Towards the middle of the play, a character who was paralyzed hallucinated that she was tap-dancing with her doctor and nurse. Since the people playing the characters were real, they tapped an impressive lightness on the stage.

As they tapped, I remembered my own hallucinations—not so cheerful and a bit bizarre: in the Intensive Care Unit, I was teaching a class and needed to give them an assignment before the nurse could change some tube. In my room, I thought a party of colleagues had come to see me, but it turned out just to be my mom and Ann. Another time, I thought I was in the crematorium. That sounds grim, but it wasn’t. It was frustrating with its ineffective supervisor and my flame-retardant pajamas.

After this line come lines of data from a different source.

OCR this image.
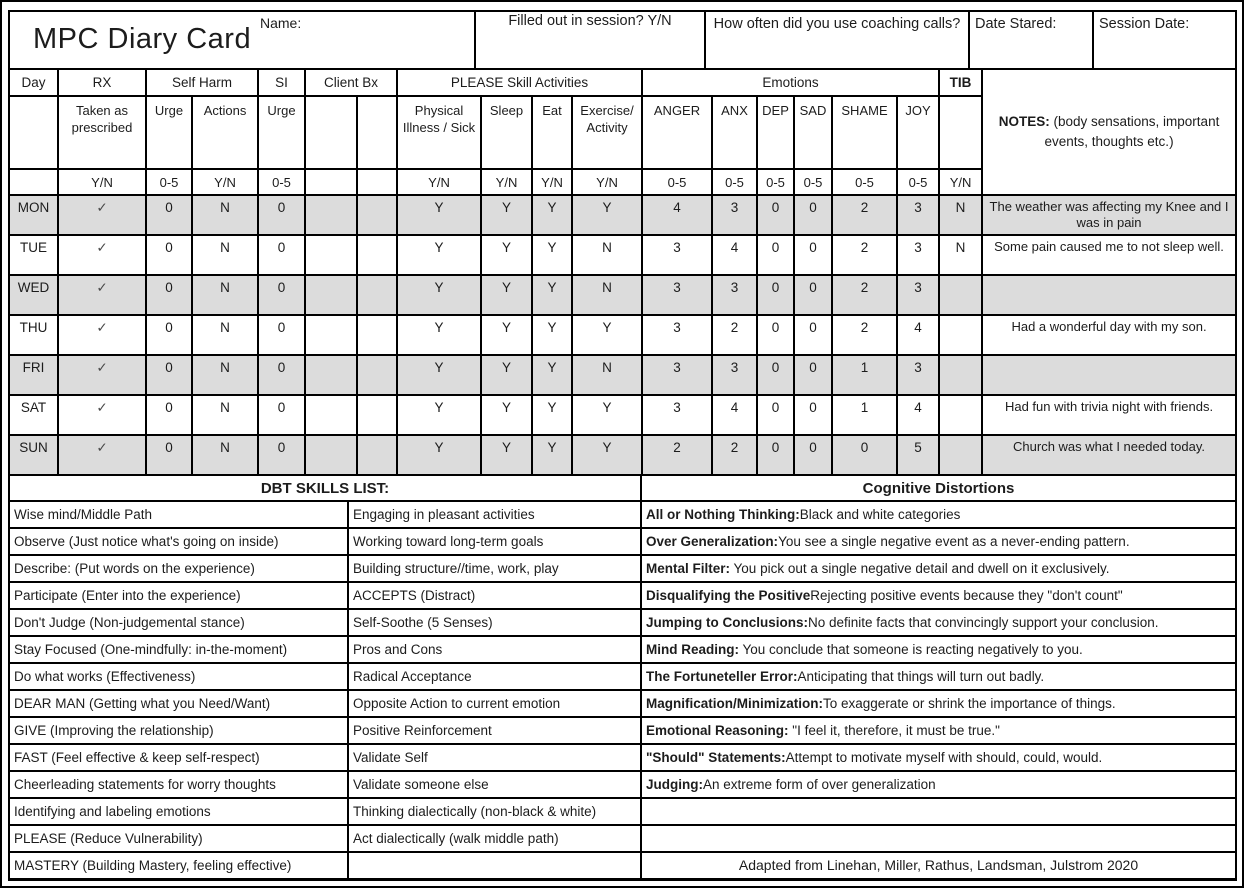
MPC Diary Card Name:	Filled out in session? Y/N	How often did you use coaching calls?	Date Stared:	Session Date:
Day	RX	Self Harm		SI	Client Bx		PLEASE Skill Activities				Emotions						TIB	NOTES: (body sensations, important events, thoughts etc.)
	Taken as prescribed	Urge	Actions	Urge			Physical Illness / Sick	Sleep	Eat	Exercise/ Activity	ANGER	ANX	DEP	SAD	SHAME	JOY		
	Y/N	0-5	Y/N	0-5			Y/N	Y/N	Y/N	Y/N	0-5	0-5	0-5	0-5	0-5	0-5	Y/N	
MON	✓	0	N	0			Y	Y	Y	Y	4	3	0	0	2	3	N	The weather was affecting my Knee and I was in pain
TUE	✓	0	N	0			Y	Y	Y	N	3	4	0	0	2	3	N	Some pain caused me to not sleep well.
WED	✓	0	N	0			Y	Y	Y	N	3	3	0	0	2	3		
THU	✓	0	N	0			Y	Y	Y	Y	3	2	0	0	2	4		Had a wonderful day with my son.
FRI	✓	0	N	0			Y	Y	Y	N	3	3	0	0	1	3		
SAT	✓	0	N	0			Y	Y	Y	Y	3	4	0	0	1	4		Had fun with trivia night with friends.
SUN	✓	0	N	0			Y	Y	Y	Y	2	2	0	0	0	5		Church was what I needed today.
DBT SKILLS LIST:		Cognitive Distortions
Wise mind/Middle Path	Engaging in pleasant activities	All or Nothing Thinking:Black and white categories
Observe (Just notice what's going on inside)	Working toward long-term goals	Over Generalization:You see a single negative event as a never-ending pattern.
Describe: (Put words on the experience)	Building structure//time, work, play	Mental Filter: You pick out a single negative detail and dwell on it exclusively.
Participate (Enter into the experience)	ACCEPTS (Distract)	Disqualifying the PositiveRejecting positive events because they "don't count"
Don't Judge (Non-judgemental stance)	Self-Soothe (5 Senses)	Jumping to Conclusions:No definite facts that convincingly support your conclusion.
Stay Focused (One-mindfully: in-the-moment)	Pros and Cons	Mind Reading: You conclude that someone is reacting negatively to you.
Do what works (Effectiveness)	Radical Acceptance	The Fortuneteller Error:Anticipating that things will turn out badly.
DEAR MAN (Getting what you Need/Want)	Opposite Action to current emotion	Magnification/Minimization:To exaggerate or shrink the importance of things.
GIVE (Improving the relationship)	Positive Reinforcement	Emotional Reasoning: "I feel it, therefore, it must be true."
FAST (Feel effective & keep self-respect)	Validate Self	"Should" Statements:Attempt to motivate myself with should, could, would.
Cheerleading statements for worry thoughts	Validate someone else	Judging:An extreme form of over generalization
Identifying and labeling emotions	Thinking dialectically (non-black & white)	
PLEASE (Reduce Vulnerability)	Act dialectically (walk middle path)	
MASTERY (Building Mastery, feeling effective)		Adapted from Linehan, Miller, Rathus, Landsman, Julstrom 2020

The tapping lightened the tension for me, and I recovered my sense of distance from the play: I was again an audience member, not a patient.
With the characters, I returned to my life of wonder. I marveled at these teenagers’ poetry and all they must have learned. I was humbled by how important art is and how little I knew that before. As one spoken duet said:

Sometimes I wonder,
what the world would be like,
if it cracked itself open
and learned to fly.
I wonder sometimes,
what it's like to be free.

Today, I am able to breathe normally again, and at the play last night I even composed myself in time for the lights to come up, but I will not forget how intense my response to this play was. The students are right: grief does not have a face. It is nestled between my bones and only emerges when it’s invited by some unbidden memory. But the grief is always there.

My life is joyful. It’s true. And part of that is because grief is a part of me now. It is a part of who I am.

One character quoted Albert Camus: "In the midst of winter, I found in me an invincible summer."

In my winter, too, there is an invincible summer, and in my summer there is an indomitable winter.